Like many of the egg donors, Rosa distinguishes the eggs that go outside of her body to become part of someone else’s child from carrying inside her body a child to whom she has no genetic connection. At no point did she define herself as a mother to either of these children.

For the last several months of the surrogate pregnancy, Rosa was on bed rest because she was pregnant with twins. During a routine checkup, the clinicians found that one of the fetuses was in distress and ordered an emergency C-section. The recipient couple lived overseas and could not get there in time for the birth, so one of the psychologists from the surrogacy agency was in the delivery room taking pictures. Rosa explained what happened.

We thought everything was going to be great, but the one that had all that stress had Trisomy 18. She was not even going to be compatible [with life]; we just knew it from then on. She lived for three days, and on the 16
th
, we had to let her go. I didn’t want her to go alone, so out of, I don’t know what it was. It was like a calling for me to be there for the baby. They had to unplug her. I told [the psychologist], “I want to be there; the parents are not here yet. They can’t just let her go. She needs some kind of dignity to leave this world.” So I held her, and they gave me the little quilt to hold her in. She was so cute, just like a little doll, so tiny. [The psychologist] told me I didn’t have to do that. It’s not part of the contract. There she goes with all the papers. I said, “You know what? This is just, it’s my duty to do it, because I carried this child. I want to be there to say good-bye to her.” It was one of the hardest things I ever did. I’d never seen something like that in my life, to let go of a child like that, to just let it go. I just cried and cried.

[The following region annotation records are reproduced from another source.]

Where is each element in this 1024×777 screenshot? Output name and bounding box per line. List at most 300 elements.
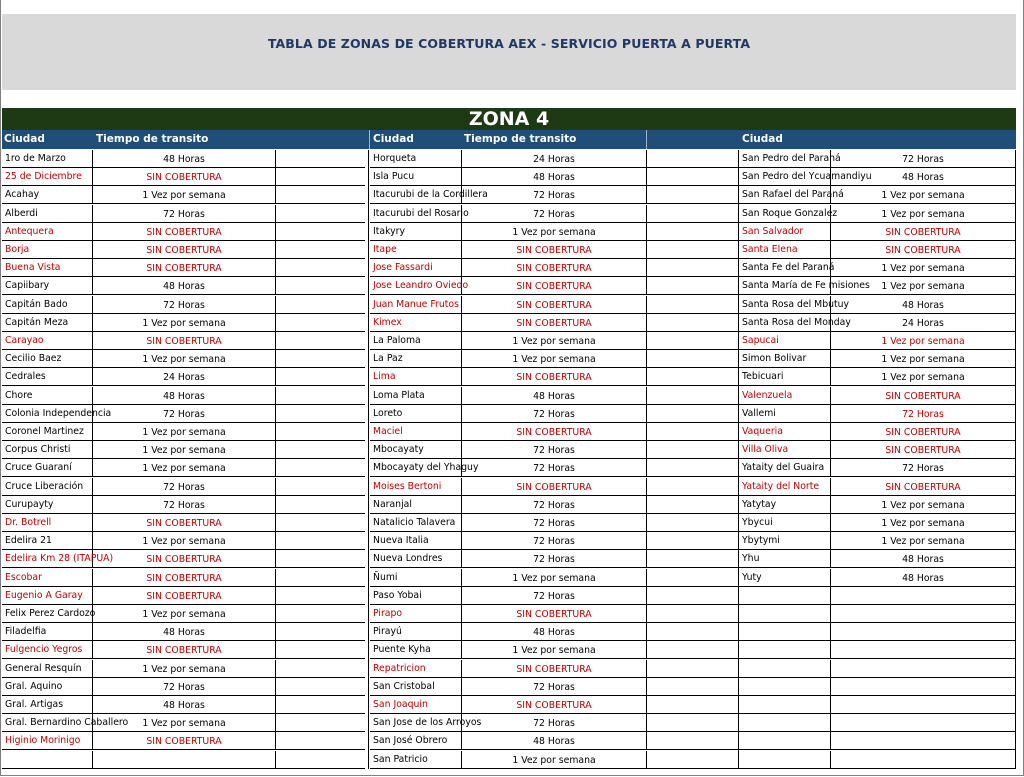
transit-time-cell[interactable]: SIN COBERTURA xyxy=(516,700,592,711)
empty-cell[interactable] xyxy=(646,277,738,295)
transit-time-cell[interactable]: 1 Vez por semana xyxy=(512,336,596,347)
empty-cell[interactable] xyxy=(646,441,738,459)
city-cell[interactable]: Villa Oliva xyxy=(739,441,831,459)
table-row xyxy=(370,641,738,659)
city-cell[interactable]: Santa Rosa del Monday xyxy=(739,314,831,332)
empty-cell[interactable] xyxy=(275,605,365,623)
transit-time-cell[interactable]: 72 Horas xyxy=(533,208,575,220)
transit-time-cell[interactable]: SIN COBERTURA xyxy=(516,609,592,620)
city-cell[interactable]: Mbocayaty xyxy=(370,441,462,459)
city-cell[interactable]: 25 de Diciembre xyxy=(2,168,93,186)
city-cell[interactable]: La Paloma xyxy=(370,332,462,350)
table-row xyxy=(739,423,1015,441)
city-cell[interactable]: Moises Bertoni xyxy=(370,478,462,496)
transit-time-cell[interactable]: 72 Horas xyxy=(533,408,575,420)
empty-cell[interactable] xyxy=(275,459,365,477)
city-cell[interactable]: Mbocayaty del Yhaguy xyxy=(370,459,462,477)
city-cell[interactable]: Edelira 21 xyxy=(2,532,93,550)
city-cell[interactable]: Edelira Km 28 (ITAPUA) xyxy=(2,550,93,568)
city-cell[interactable]: Loreto xyxy=(370,405,462,423)
empty-cell[interactable] xyxy=(275,296,365,314)
city-cell[interactable] xyxy=(739,696,831,714)
city-cell[interactable]: Lima xyxy=(370,368,462,386)
transit-time-cell[interactable]: SIN COBERTURA xyxy=(146,226,222,238)
transit-time-cell[interactable]: 72 Horas xyxy=(533,681,575,693)
empty-cell[interactable] xyxy=(646,205,738,223)
transit-time-cell[interactable]: SIN COBERTURA xyxy=(885,226,961,238)
city-cell[interactable]: Gral. Aquino xyxy=(2,678,93,696)
city-cell[interactable]: Yhu xyxy=(739,550,831,568)
city-cell[interactable]: Eugenio A Garay xyxy=(2,587,93,605)
city-cell[interactable]: Loma Plata xyxy=(370,387,462,405)
city-cell[interactable]: Santa Rosa del Mbutuy xyxy=(739,296,831,314)
empty-cell[interactable] xyxy=(646,368,738,386)
empty-cell[interactable] xyxy=(275,314,365,332)
city-cell[interactable] xyxy=(739,605,831,623)
empty-cell[interactable] xyxy=(646,350,738,368)
empty-cell[interactable] xyxy=(275,350,365,368)
city-cell[interactable]: Simon Bolivar xyxy=(739,350,831,368)
table-row xyxy=(739,168,1015,186)
table-row xyxy=(2,296,365,314)
transit-time-cell[interactable]: SIN COBERTURA xyxy=(146,172,222,184)
table-row xyxy=(2,751,365,769)
city-cell[interactable]: Dr. Botrell xyxy=(2,514,93,532)
table-row xyxy=(739,714,1015,732)
transit-time-cell[interactable] xyxy=(93,751,275,769)
empty-cell[interactable] xyxy=(646,186,738,204)
city-cell[interactable]: Cruce Liberación xyxy=(2,478,93,496)
table-row xyxy=(2,332,365,350)
city-cell[interactable]: Santa María de Fe misiones xyxy=(739,277,831,295)
city-cell[interactable]: San Jose de los Arroyos xyxy=(370,714,462,732)
city-cell[interactable]: San Patricio xyxy=(370,751,462,769)
city-cell[interactable]: Escobar xyxy=(2,569,93,587)
city-cell[interactable]: San Cristobal xyxy=(370,678,462,696)
city-cell[interactable]: Ybytymi xyxy=(739,532,831,550)
empty-cell[interactable] xyxy=(275,387,365,405)
transit-time-cell[interactable]: SIN COBERTURA xyxy=(146,518,222,529)
transit-time-cell[interactable] xyxy=(831,605,1015,623)
transit-time-cell[interactable]: SIN COBERTURA xyxy=(146,263,222,275)
city-cell[interactable]: Capitán Bado xyxy=(2,296,93,314)
empty-cell[interactable] xyxy=(646,732,738,750)
empty-cell[interactable] xyxy=(275,186,365,204)
empty-cell[interactable] xyxy=(646,223,738,241)
transit-time-cell[interactable]: 72 Horas xyxy=(163,299,205,311)
transit-time-cell[interactable]: 72 Horas xyxy=(533,499,575,511)
city-cell[interactable]: Pirapo xyxy=(370,605,462,623)
city-cell[interactable]: 1ro de Marzo xyxy=(2,150,93,168)
city-cell[interactable]: Jose Leandro Oviedo xyxy=(370,277,462,295)
transit-time-cell[interactable]: SIN COBERTURA xyxy=(516,263,592,275)
transit-time-cell[interactable]: 1 Vez por semana xyxy=(142,445,226,457)
transit-time-cell[interactable]: 72 Horas xyxy=(533,445,575,457)
city-cell[interactable]: San Salvador xyxy=(739,223,831,241)
city-cell[interactable] xyxy=(739,623,831,641)
empty-cell[interactable] xyxy=(646,314,738,332)
city-cell[interactable]: Valenzuela xyxy=(739,387,831,405)
transit-time-cell[interactable]: 72 Horas xyxy=(163,681,205,693)
header-transit-2[interactable]: Tiempo de transito xyxy=(464,133,577,145)
empty-cell[interactable] xyxy=(275,478,365,496)
transit-time-cell[interactable]: 72 Horas xyxy=(163,481,205,493)
city-cell[interactable]: Vaqueria xyxy=(739,423,831,441)
transit-time-cell[interactable]: 1 Vez por semana xyxy=(142,609,226,620)
city-cell[interactable]: Yataity del Norte xyxy=(739,478,831,496)
city-cell[interactable]: Curupayty xyxy=(2,496,93,514)
city-cell[interactable]: San Joaquin xyxy=(370,696,462,714)
empty-cell[interactable] xyxy=(646,514,738,532)
empty-cell[interactable] xyxy=(275,368,365,386)
transit-time-cell[interactable]: 1 Vez por semana xyxy=(881,499,965,511)
city-cell[interactable] xyxy=(739,732,831,750)
transit-time-cell[interactable]: SIN COBERTURA xyxy=(146,645,222,657)
table-row xyxy=(739,150,1015,168)
empty-cell[interactable] xyxy=(646,532,738,550)
transit-time-cell[interactable]: 1 Vez por semana xyxy=(881,336,965,347)
transit-time-cell[interactable]: 48 Horas xyxy=(163,390,205,402)
empty-cell[interactable] xyxy=(275,259,365,277)
city-cell[interactable]: Itakyry xyxy=(370,223,462,241)
city-cell[interactable]: Filadelfia xyxy=(2,623,93,641)
transit-time-cell[interactable]: 72 Horas xyxy=(533,536,575,548)
city-cell[interactable]: Santa Elena xyxy=(739,241,831,259)
city-cell[interactable]: Sapucai xyxy=(739,332,831,350)
city-cell[interactable]: Itacurubi de la Cordillera xyxy=(370,186,462,204)
transit-time-cell[interactable]: SIN COBERTURA xyxy=(146,245,222,256)
header-separator xyxy=(369,130,370,149)
table-row xyxy=(370,186,738,204)
transit-time-cell[interactable]: 48 Horas xyxy=(533,736,575,748)
city-cell[interactable] xyxy=(739,587,831,605)
city-cell[interactable]: Felix Perez Cardozo xyxy=(2,605,93,623)
city-cell[interactable]: Chore xyxy=(2,387,93,405)
empty-cell[interactable] xyxy=(275,423,365,441)
table-row xyxy=(370,569,738,587)
city-cell[interactable]: Acahay xyxy=(2,186,93,204)
transit-time-cell[interactable]: SIN COBERTURA xyxy=(146,336,222,347)
city-cell[interactable]: Cedrales xyxy=(2,368,93,386)
city-cell[interactable] xyxy=(739,751,831,769)
city-cell[interactable]: Higinio Morinigo xyxy=(2,732,93,750)
empty-cell[interactable] xyxy=(646,623,738,641)
empty-cell[interactable] xyxy=(646,678,738,696)
city-cell[interactable]: Maciel xyxy=(370,423,462,441)
transit-time-cell[interactable]: SIN COBERTURA xyxy=(516,663,592,675)
transit-time-cell[interactable]: 72 Horas xyxy=(533,718,575,730)
empty-cell[interactable] xyxy=(275,514,365,532)
transit-time-cell[interactable]: 1 Vez por semana xyxy=(881,281,965,293)
city-cell[interactable]: Cecilio Baez xyxy=(2,350,93,368)
transit-time-cell[interactable]: 48 Horas xyxy=(163,154,205,165)
city-cell[interactable]: Tebicuari xyxy=(739,368,831,386)
empty-cell[interactable] xyxy=(646,296,738,314)
header-transit-1[interactable]: Tiempo de transito xyxy=(96,133,209,145)
empty-cell[interactable] xyxy=(646,569,738,587)
empty-cell[interactable] xyxy=(275,732,365,750)
empty-cell[interactable] xyxy=(646,332,738,350)
city-cell[interactable]: San Roque Gonzalez xyxy=(739,205,831,223)
transit-time-cell[interactable]: 48 Horas xyxy=(533,627,575,639)
city-cell[interactable]: Paso Yobai xyxy=(370,587,462,605)
transit-time-cell[interactable]: 1 Vez por semana xyxy=(142,427,226,438)
city-cell[interactable]: Itacurubi del Rosario xyxy=(370,205,462,223)
city-cell[interactable]: Horqueta xyxy=(370,150,462,168)
city-cell[interactable]: Ybycui xyxy=(739,514,831,532)
transit-time-cell[interactable] xyxy=(831,678,1015,696)
table-row xyxy=(2,368,365,386)
table-row xyxy=(2,314,365,332)
header-city-1[interactable]: Ciudad xyxy=(4,133,45,145)
empty-cell[interactable] xyxy=(275,441,365,459)
transit-time-cell[interactable]: 48 Horas xyxy=(163,281,205,293)
transit-time-cell[interactable]: SIN COBERTURA xyxy=(885,390,961,402)
table-row xyxy=(370,587,738,605)
transit-time-cell[interactable] xyxy=(831,714,1015,732)
empty-cell[interactable] xyxy=(275,569,365,587)
city-cell[interactable]: San Pedro del Ycuamandiyu xyxy=(739,168,831,186)
table-row xyxy=(370,532,738,550)
transit-time-cell[interactable]: SIN COBERTURA xyxy=(885,445,961,457)
city-cell[interactable] xyxy=(739,641,831,659)
empty-cell[interactable] xyxy=(275,241,365,259)
empty-cell[interactable] xyxy=(275,587,365,605)
empty-cell[interactable] xyxy=(275,150,365,168)
transit-time-cell[interactable]: 1 Vez por semana xyxy=(512,354,596,366)
city-cell[interactable]: Nueva Londres xyxy=(370,550,462,568)
empty-cell[interactable] xyxy=(275,168,365,186)
transit-time-cell[interactable]: 48 Horas xyxy=(163,627,205,639)
transit-time-cell[interactable]: SIN COBERTURA xyxy=(146,554,222,566)
transit-time-cell[interactable]: 48 Horas xyxy=(533,172,575,184)
empty-cell[interactable] xyxy=(275,751,365,769)
table-row xyxy=(739,405,1015,423)
transit-time-cell[interactable]: 72 Horas xyxy=(533,518,575,529)
city-cell[interactable]: Nueva Italia xyxy=(370,532,462,550)
empty-cell[interactable] xyxy=(646,478,738,496)
city-cell[interactable] xyxy=(739,714,831,732)
empty-cell[interactable] xyxy=(646,587,738,605)
city-cell[interactable]: Fulgencio Yegros xyxy=(2,641,93,659)
transit-time-cell[interactable]: SIN COBERTURA xyxy=(146,590,222,602)
empty-cell[interactable] xyxy=(275,660,365,678)
transit-time-cell[interactable]: 48 Horas xyxy=(902,299,944,311)
header-city-2[interactable]: Ciudad xyxy=(373,133,414,145)
transit-time-cell[interactable]: 48 Horas xyxy=(163,700,205,711)
empty-cell[interactable] xyxy=(275,205,365,223)
city-cell[interactable] xyxy=(739,660,831,678)
city-cell[interactable]: Naranjal xyxy=(370,496,462,514)
empty-cell[interactable] xyxy=(275,641,365,659)
transit-time-cell[interactable]: SIN COBERTURA xyxy=(885,245,961,256)
city-cell[interactable]: Kimex xyxy=(370,314,462,332)
empty-cell[interactable] xyxy=(646,550,738,568)
transit-time-cell[interactable]: 1 Vez por semana xyxy=(512,226,596,238)
city-cell[interactable]: Puente Kyha xyxy=(370,641,462,659)
city-cell[interactable]: Carayao xyxy=(2,332,93,350)
transit-time-cell[interactable] xyxy=(831,660,1015,678)
transit-time-cell[interactable]: 1 Vez por semana xyxy=(881,518,965,529)
transit-time-cell[interactable]: SIN COBERTURA xyxy=(885,481,961,493)
empty-cell[interactable] xyxy=(646,259,738,277)
city-cell[interactable] xyxy=(739,678,831,696)
table-row xyxy=(2,550,365,568)
transit-time-cell[interactable]: SIN COBERTURA xyxy=(516,245,592,256)
city-cell[interactable]: Yuty xyxy=(739,569,831,587)
empty-cell[interactable] xyxy=(646,387,738,405)
transit-time-cell[interactable]: 72 Horas xyxy=(533,463,575,475)
transit-time-cell[interactable] xyxy=(831,751,1015,769)
city-cell[interactable] xyxy=(2,751,93,769)
transit-time-cell[interactable]: SIN COBERTURA xyxy=(516,481,592,493)
table-row xyxy=(370,314,738,332)
empty-cell[interactable] xyxy=(275,714,365,732)
city-cell[interactable]: Capiibary xyxy=(2,277,93,295)
city-cell[interactable]: Gral. Bernardino Caballero xyxy=(2,714,93,732)
empty-cell[interactable] xyxy=(646,459,738,477)
transit-time-cell[interactable]: 48 Horas xyxy=(902,554,944,566)
empty-cell[interactable] xyxy=(275,277,365,295)
empty-cell[interactable] xyxy=(646,405,738,423)
transit-time-cell[interactable]: 1 Vez por semana xyxy=(881,190,965,202)
city-cell[interactable]: Jose Fassardi xyxy=(370,259,462,277)
transit-time-cell[interactable]: 1 Vez por semana xyxy=(881,354,965,366)
empty-cell[interactable] xyxy=(646,496,738,514)
city-cell[interactable]: Borja xyxy=(2,241,93,259)
city-cell[interactable]: Antequera xyxy=(2,223,93,241)
transit-time-cell[interactable]: 72 Horas xyxy=(533,590,575,602)
table-header-row xyxy=(2,130,1016,149)
transit-time-cell[interactable]: 24 Horas xyxy=(902,317,944,329)
empty-cell[interactable] xyxy=(646,241,738,259)
city-cell[interactable]: General Resquín xyxy=(2,660,93,678)
transit-time-cell[interactable]: 72 Horas xyxy=(163,408,205,420)
empty-cell[interactable] xyxy=(646,150,738,168)
transit-time-cell[interactable]: 1 Vez por semana xyxy=(881,208,965,220)
transit-time-cell[interactable]: 1 Vez por semana xyxy=(512,645,596,657)
city-cell[interactable]: San Pedro del Paraná xyxy=(739,150,831,168)
city-cell[interactable]: Capitán Meza xyxy=(2,314,93,332)
transit-time-cell[interactable]: 1 Vez por semana xyxy=(142,718,226,730)
city-cell[interactable]: Itape xyxy=(370,241,462,259)
transit-time-cell[interactable]: 1 Vez por semana xyxy=(881,263,965,275)
transit-time-cell[interactable] xyxy=(831,732,1015,750)
transit-time-cell[interactable]: 1 Vez por semana xyxy=(142,317,226,329)
empty-cell[interactable] xyxy=(275,678,365,696)
table-row xyxy=(370,514,738,532)
transit-time-cell[interactable]: 1 Vez por semana xyxy=(881,536,965,548)
city-cell[interactable]: Vallemi xyxy=(739,405,831,423)
city-cell[interactable]: Colonia Independencia xyxy=(2,405,93,423)
transit-time-cell[interactable]: SIN COBERTURA xyxy=(885,427,961,438)
transit-time-cell[interactable]: SIN COBERTURA xyxy=(516,317,592,329)
city-cell[interactable]: San Rafael del Paraná xyxy=(739,186,831,204)
city-cell[interactable]: Yataity del Guaira xyxy=(739,459,831,477)
transit-time-cell[interactable] xyxy=(831,696,1015,714)
transit-time-cell[interactable] xyxy=(831,623,1015,641)
transit-time-cell[interactable]: 48 Horas xyxy=(902,572,944,584)
empty-cell[interactable] xyxy=(275,496,365,514)
city-cell[interactable]: Santa Fe del Paraná xyxy=(739,259,831,277)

Rosa continued to stay in touch with the recipients, and the first time they saw each other after the birth was during a layover on their next trip to the United States. Their surviving daughter had just had her first birthday, and when I asked how it was to see her again, Rosa said, “I wanted to hug her! [
laughs
] I was just like, ‘Oh my God, I finally get to hold her again.’ The last time I held her was when she was newborn. She was already trying to walk, and my reaction is just like wow, so fast, she’s already walking. It just grabs you. It just tugs at your heart to know that that little child was in me and to know that they finally have a child. It’s just, it’s a good feeling.”

As an egg donor, Rosa downplayed her genetic connection and emphasized the recipient’s gestational connection, noting the importance of being able to carry the pregnancy and give birth. As a surrogate, she downplayed her own gestational connection in favor of emphasizing the recipient’s genetic connection, identifying the little girl as “their child.”
9
Even in her description of the traumatic birth scene, the recipients are “the parents.” Indeed, the only time Rosa used familial language to describe her relationships in this realm was in reference to the surrogacy recipient, with whom she felt “kind of like a kinship, because I guess she’s always going to see me as a person that helped her have a child, and I’m always going to see her like the lady that I helped, so it’s reciprocal.”